The field of genomics is rapidly advancing, and with it, our understanding of the aging process is being revolutionized. Researchers at Rockefeller University have developed innovative techniques that provide unprecedented insights into the cellular dynamics of the aging brain. These methods, IRISeq and EnrichSci, are transforming our ability to study aging and disease, offering a more comprehensive view of the molecular changes that occur in our bodies as we age.
One of the most exciting aspects of these new approaches is their ability to map tissues without the need for traditional imaging methods. IRISeq, for instance, uses DNA as a molecular barcode to capture local gene expression information across tissues. This technique allows researchers to rebuild the layout of tissues at different levels of detail, providing a more cost-effective and efficient way to study large pieces of tissue or many tissue sections. By preserving spatial relationships between cells, IRISeq enables the study of how tissues function, change, and respond to disease across larger sample sets and broader contexts.
The team applied IRISeq to study inflammatory cellular neighborhoods in the aging brain, finding that inflammatory subtypes of microglia, oligodendrocytes, and astrocytes tend to cluster together in white matter and interact with one another. These findings suggest that white matter may be a particularly vulnerable region of the aging brain where disease-associated cellular states emerge and reinforce each other. For example, they found that immune cells called lymphocytes play a major role in driving inflammation in the aging brain in a very specific way, with their activity concentrated in certain regions, especially near the brain’s fluid-filled spaces known as ventricles.

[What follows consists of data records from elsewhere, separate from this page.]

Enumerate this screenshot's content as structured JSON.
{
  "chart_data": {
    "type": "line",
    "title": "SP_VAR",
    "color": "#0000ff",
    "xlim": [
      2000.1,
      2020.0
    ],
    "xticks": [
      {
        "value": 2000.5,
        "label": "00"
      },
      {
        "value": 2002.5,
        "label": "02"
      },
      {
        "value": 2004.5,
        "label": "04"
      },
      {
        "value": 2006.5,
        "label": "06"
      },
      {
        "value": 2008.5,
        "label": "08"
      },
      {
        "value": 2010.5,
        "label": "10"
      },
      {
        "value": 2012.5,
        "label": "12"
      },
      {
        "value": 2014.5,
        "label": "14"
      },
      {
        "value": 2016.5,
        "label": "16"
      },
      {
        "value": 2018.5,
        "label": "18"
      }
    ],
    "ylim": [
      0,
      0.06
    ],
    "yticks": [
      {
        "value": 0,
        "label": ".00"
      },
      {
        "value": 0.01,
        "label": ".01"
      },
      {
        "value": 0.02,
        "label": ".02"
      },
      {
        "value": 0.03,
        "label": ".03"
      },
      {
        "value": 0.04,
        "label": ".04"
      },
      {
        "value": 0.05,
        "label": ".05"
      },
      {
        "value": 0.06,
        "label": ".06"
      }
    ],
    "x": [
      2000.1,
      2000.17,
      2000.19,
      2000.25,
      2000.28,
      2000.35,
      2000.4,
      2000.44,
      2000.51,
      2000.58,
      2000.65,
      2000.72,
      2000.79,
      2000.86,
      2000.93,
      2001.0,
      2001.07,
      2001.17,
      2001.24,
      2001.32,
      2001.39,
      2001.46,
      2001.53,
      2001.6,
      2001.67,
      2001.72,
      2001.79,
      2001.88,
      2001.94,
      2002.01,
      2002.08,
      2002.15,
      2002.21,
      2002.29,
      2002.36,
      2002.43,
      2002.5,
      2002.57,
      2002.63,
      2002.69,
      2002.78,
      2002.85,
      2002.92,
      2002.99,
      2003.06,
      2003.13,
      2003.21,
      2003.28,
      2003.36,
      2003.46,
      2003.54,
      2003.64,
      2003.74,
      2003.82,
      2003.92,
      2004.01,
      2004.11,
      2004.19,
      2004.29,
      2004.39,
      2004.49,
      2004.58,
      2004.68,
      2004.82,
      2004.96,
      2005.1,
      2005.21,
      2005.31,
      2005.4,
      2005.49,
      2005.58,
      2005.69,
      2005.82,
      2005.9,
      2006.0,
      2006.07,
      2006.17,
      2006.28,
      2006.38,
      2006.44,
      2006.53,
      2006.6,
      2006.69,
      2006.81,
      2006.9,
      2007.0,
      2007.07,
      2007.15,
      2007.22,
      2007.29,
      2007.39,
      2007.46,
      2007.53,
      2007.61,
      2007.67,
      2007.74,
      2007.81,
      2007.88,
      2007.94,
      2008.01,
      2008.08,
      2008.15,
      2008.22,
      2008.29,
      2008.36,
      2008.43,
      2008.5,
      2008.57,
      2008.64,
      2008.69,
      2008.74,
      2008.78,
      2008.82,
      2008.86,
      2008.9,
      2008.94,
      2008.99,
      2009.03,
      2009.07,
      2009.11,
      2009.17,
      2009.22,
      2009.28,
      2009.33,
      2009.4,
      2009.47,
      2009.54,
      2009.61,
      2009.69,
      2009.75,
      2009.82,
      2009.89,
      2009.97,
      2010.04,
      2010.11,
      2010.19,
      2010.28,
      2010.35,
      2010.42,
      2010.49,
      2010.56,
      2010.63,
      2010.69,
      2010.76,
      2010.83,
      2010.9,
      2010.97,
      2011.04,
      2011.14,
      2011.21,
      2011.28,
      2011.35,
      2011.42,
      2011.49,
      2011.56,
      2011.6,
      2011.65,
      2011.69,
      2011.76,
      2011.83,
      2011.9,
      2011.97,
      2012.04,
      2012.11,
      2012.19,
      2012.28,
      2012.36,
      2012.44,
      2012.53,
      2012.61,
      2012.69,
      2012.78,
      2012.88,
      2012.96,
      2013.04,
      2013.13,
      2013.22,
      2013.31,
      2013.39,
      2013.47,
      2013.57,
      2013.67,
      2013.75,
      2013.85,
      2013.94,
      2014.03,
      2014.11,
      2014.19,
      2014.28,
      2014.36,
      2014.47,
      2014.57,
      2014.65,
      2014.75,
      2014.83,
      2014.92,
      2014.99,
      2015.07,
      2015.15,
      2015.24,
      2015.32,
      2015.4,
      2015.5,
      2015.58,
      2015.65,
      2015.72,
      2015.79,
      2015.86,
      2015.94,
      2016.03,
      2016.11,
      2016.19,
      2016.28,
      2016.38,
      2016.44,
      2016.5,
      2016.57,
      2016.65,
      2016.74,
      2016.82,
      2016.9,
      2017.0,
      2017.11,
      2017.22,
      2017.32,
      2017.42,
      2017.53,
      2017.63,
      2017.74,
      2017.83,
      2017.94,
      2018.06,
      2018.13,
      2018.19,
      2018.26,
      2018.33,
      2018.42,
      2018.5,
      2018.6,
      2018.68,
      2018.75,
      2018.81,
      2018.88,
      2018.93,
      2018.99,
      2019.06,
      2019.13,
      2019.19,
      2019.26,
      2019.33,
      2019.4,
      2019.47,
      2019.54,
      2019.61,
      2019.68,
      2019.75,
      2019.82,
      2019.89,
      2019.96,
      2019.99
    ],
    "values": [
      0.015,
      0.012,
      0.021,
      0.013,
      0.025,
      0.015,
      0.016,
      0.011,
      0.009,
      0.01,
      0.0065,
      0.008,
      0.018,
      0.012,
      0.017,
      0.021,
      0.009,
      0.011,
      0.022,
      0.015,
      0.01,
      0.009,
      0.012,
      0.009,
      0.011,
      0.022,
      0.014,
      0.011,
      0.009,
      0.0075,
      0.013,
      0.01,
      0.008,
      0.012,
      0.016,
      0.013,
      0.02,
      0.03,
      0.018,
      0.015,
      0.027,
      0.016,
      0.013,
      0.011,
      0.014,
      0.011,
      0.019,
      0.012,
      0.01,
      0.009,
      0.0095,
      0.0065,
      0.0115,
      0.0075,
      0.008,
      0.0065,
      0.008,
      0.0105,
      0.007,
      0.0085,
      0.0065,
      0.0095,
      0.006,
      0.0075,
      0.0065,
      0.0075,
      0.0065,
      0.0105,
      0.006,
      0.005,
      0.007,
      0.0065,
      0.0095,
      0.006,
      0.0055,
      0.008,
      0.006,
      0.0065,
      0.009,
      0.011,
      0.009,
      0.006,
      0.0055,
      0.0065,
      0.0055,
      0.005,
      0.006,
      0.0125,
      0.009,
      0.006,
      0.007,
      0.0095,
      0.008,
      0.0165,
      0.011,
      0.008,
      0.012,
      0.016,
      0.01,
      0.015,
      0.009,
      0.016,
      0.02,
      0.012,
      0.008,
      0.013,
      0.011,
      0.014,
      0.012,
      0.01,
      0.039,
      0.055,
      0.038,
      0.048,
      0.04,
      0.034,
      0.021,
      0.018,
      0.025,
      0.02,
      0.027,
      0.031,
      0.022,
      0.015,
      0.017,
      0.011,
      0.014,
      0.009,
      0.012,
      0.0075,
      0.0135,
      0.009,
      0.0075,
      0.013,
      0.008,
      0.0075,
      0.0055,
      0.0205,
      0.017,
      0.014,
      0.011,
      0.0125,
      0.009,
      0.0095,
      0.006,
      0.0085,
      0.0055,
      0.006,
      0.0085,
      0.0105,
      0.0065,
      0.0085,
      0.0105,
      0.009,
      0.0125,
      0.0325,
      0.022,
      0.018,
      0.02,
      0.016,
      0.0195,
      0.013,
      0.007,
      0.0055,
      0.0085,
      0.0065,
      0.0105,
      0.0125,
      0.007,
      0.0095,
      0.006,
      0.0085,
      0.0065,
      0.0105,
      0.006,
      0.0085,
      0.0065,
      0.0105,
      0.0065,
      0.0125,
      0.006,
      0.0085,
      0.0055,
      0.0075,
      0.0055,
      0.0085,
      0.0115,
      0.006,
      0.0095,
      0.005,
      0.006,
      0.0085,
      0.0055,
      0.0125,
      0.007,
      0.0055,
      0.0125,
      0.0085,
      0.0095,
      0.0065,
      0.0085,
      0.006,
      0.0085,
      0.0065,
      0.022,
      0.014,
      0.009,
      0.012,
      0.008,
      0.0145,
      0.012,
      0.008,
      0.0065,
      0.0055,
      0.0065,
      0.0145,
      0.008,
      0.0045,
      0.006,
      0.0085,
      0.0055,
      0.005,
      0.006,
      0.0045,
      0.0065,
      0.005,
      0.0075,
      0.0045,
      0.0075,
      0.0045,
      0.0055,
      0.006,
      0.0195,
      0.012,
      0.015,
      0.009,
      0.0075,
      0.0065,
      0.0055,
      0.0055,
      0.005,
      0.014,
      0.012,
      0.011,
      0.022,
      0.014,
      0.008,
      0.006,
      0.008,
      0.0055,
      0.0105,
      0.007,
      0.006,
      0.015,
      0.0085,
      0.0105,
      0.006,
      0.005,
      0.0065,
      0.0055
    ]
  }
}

The second technique, EnrichSci, is a single-nucleus RNA sequencing method that targets and isolates rare but biologically relevant cells in a mixed population of cells. By enriching for the rare target cells, EnrichSci then zooms in on each cell’s molecular programming. The researchers applied EnrichSci in the aging mouse brain to enrich for rare cell populations they’d previously identified as especially prone to problematic shifts during aging, among them subtypes of oligodendrocytes, which are found exclusively in the central nervous system. These cells ensheath neuronal axons in the brain and spinal cord and are linked to neurodegenerative diseases.
In these aging subtypes, the researchers uncovered changes in both gene expression and in influential genetic elements called exons, which are key to the post-transcriptional regulation of genes. The exonic changes they identified revealed that post-transcriptional regulation plays an important role in how oligodendrocytes age and could offer new targets for modulating these changes in age-related neurodegeneration. Surprisingly, the researchers also found that many genes don’t undergo significant changes in expression during the aging process, but their exons do, related to alternate splicing, a key mechanism for creating different protein functions. But such changes can also be linked to many diseases, including cancer.
These new techniques have the potential to function as both clinical and research tools for diagnosing disease and uncovering new biology across a wide range of conditions. The researchers hope to expand EnrichSci to jointly profile both RNA and chromatin accessibility, capturing gene and exon expression changes as well as their underlying epigenetic changes. By preserving spatial relationships between cells, IRISeq enables the study of how tissues function, change, and respond to disease across larger sample sets and broader contexts.
In conclusion, the advancements in genomics are providing us with a more nuanced understanding of the aging process and its underlying cellular dynamics. These new techniques, IRISeq and EnrichSci, are transforming our ability to study aging and disease, offering a more comprehensive view of the molecular changes that occur in our bodies as we age. As we continue to develop these methods, we can expect to uncover even more insights into the complex processes of aging and disease, potentially leading to new interventions and treatments.